À la Révolution, les ordres monastiques sont supprimés (1790). Les 8 moines de l’abbaye partent au début de 1791. Puis le domaine est vendu comme bien national. Abel François Caroillon de Vandeul, gendre de Diderot, achète les bâtiments et y installe une filature de coton dans l’aile Est entre 1797 et 1807. Mais l’activité périclite et les Vandeul transforment alors l’abbaye en résidence. Ils y font notamment venir la grille de l’entrée d’honneur dite « grille Jean Lamour » ; elle provient de l’abbaye voisine de Beaulieu (à Hortes).
Après la mort de ses parents, le fils Vandeul vend l’abbaye au maître de forges Bordet. Ce dernier démonte l’abbatiale du XVIIIe siècle pour en faire un haut fourneau à 6 km, au lieu-dit « La Tuillière ». Il élargit également le moulin pour en faire une orangerie. En 1856, l’État fait l’acquisition de l’abbaye afin de désengorger la maison centrale de Clairvaux. Les lieux abrite alors une prison de femmes. Les bâtiments sont aménagés en deux campagnes : les murs d’enceinte sont renforcés, puis une chapelle polyvalente est construite ainsi que des cellules de punition dans l’aile Est. La prisonnière le plus célèbre est la « communarde » Louise Michel, détenue 20 mois (décembre 1871 - août 1873) avant sa déportation en Nouvelle-Calédonie. Entre 1885 et 1891, l’abbaye devient une colonie industrielle pour délinquantes mineures puis, de 1894 à 1924, une colonie agricole pour jeunes garçons. L’emploi du temps de la journée se partage alors entre travaux agricoles et enseignements élémentaires.

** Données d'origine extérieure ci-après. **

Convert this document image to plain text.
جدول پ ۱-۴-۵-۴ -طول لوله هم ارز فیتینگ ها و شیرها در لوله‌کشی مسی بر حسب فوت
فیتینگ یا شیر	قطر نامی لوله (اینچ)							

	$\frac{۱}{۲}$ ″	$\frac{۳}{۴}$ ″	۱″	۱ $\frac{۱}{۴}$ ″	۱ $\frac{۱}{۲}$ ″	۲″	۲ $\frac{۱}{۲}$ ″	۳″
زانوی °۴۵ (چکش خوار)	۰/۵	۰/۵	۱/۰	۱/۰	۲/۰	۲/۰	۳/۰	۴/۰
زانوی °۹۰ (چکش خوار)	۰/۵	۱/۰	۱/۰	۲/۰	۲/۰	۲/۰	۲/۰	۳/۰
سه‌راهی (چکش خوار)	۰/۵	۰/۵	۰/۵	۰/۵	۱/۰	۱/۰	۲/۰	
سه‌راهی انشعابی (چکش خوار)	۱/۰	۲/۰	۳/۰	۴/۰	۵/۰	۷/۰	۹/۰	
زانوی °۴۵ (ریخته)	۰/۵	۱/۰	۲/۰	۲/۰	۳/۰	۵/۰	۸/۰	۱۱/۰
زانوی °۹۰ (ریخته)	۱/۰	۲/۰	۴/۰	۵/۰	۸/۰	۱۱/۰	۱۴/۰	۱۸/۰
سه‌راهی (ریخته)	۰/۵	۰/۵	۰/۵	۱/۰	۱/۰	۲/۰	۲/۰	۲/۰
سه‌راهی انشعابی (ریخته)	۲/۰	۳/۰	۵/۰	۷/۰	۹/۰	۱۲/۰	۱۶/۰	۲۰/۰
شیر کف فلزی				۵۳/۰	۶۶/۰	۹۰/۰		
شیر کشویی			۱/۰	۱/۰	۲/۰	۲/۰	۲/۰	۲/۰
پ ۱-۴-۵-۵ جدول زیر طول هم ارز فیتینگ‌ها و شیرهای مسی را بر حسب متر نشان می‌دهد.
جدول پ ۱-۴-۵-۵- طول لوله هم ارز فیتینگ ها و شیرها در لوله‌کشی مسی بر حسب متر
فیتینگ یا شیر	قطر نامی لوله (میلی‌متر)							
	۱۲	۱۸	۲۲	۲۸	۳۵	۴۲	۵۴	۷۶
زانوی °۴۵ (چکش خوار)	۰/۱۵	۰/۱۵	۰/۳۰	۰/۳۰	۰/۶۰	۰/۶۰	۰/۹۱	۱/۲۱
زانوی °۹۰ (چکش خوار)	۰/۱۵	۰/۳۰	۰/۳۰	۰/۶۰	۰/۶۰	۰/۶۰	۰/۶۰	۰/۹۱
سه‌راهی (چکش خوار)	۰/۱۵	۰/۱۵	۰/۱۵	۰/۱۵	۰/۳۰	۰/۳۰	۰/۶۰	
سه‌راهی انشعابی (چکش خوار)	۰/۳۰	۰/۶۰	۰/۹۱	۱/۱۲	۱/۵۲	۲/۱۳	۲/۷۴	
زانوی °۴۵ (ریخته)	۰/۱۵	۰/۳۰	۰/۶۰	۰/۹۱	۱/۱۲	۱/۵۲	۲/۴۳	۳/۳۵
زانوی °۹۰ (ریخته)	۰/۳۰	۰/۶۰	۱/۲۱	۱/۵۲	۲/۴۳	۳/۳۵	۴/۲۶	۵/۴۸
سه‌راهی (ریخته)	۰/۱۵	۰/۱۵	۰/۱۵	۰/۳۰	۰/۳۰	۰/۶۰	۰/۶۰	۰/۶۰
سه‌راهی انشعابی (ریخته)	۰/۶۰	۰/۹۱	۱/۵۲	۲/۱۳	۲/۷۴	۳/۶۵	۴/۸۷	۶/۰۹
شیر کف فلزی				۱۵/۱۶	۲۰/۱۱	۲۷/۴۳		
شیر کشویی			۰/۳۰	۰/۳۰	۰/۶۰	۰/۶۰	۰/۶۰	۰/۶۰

L'abbaye, mise en vente par les Domaines, est réoccupée par des religieux au XXe siècle. En 1925, Mgr Ghika l'acquiert aux enchères et y fonde la « Maison de Saint-Jean » afin de soulager toute détresse et soutenir les vocations, même tardives. Mais faute de moyens, les bâtiments sont cédés aux bénédictins de la « Source de Paris ». Réquisitionnée pendant la seconde guerre mondiale, l’abbaye retrouve les bénédictins qui restaurent le chevet et le cloître. En 1960, l’abbaye est vendue à l’entreprise Solvay pour être la colonie de vacances des enfants de son personnel (jusqu’en 2004).
Aujourd'hui, l'abbaye est un monument historique classé, propriété privée de Mr Volot qui en assure la réhabilitation culturelle avec un centre d'art contemporain et une saison musicale et festive durant l'été. Ce site est ouvert au public. Il abrite également, dans son parc de 6,5 hectares, un verger conservatoire d'anciennes variétés de fruitiers. Quant à l'ancien palais abbatial voisin datant du XVIe siècle, il abrite une auberge.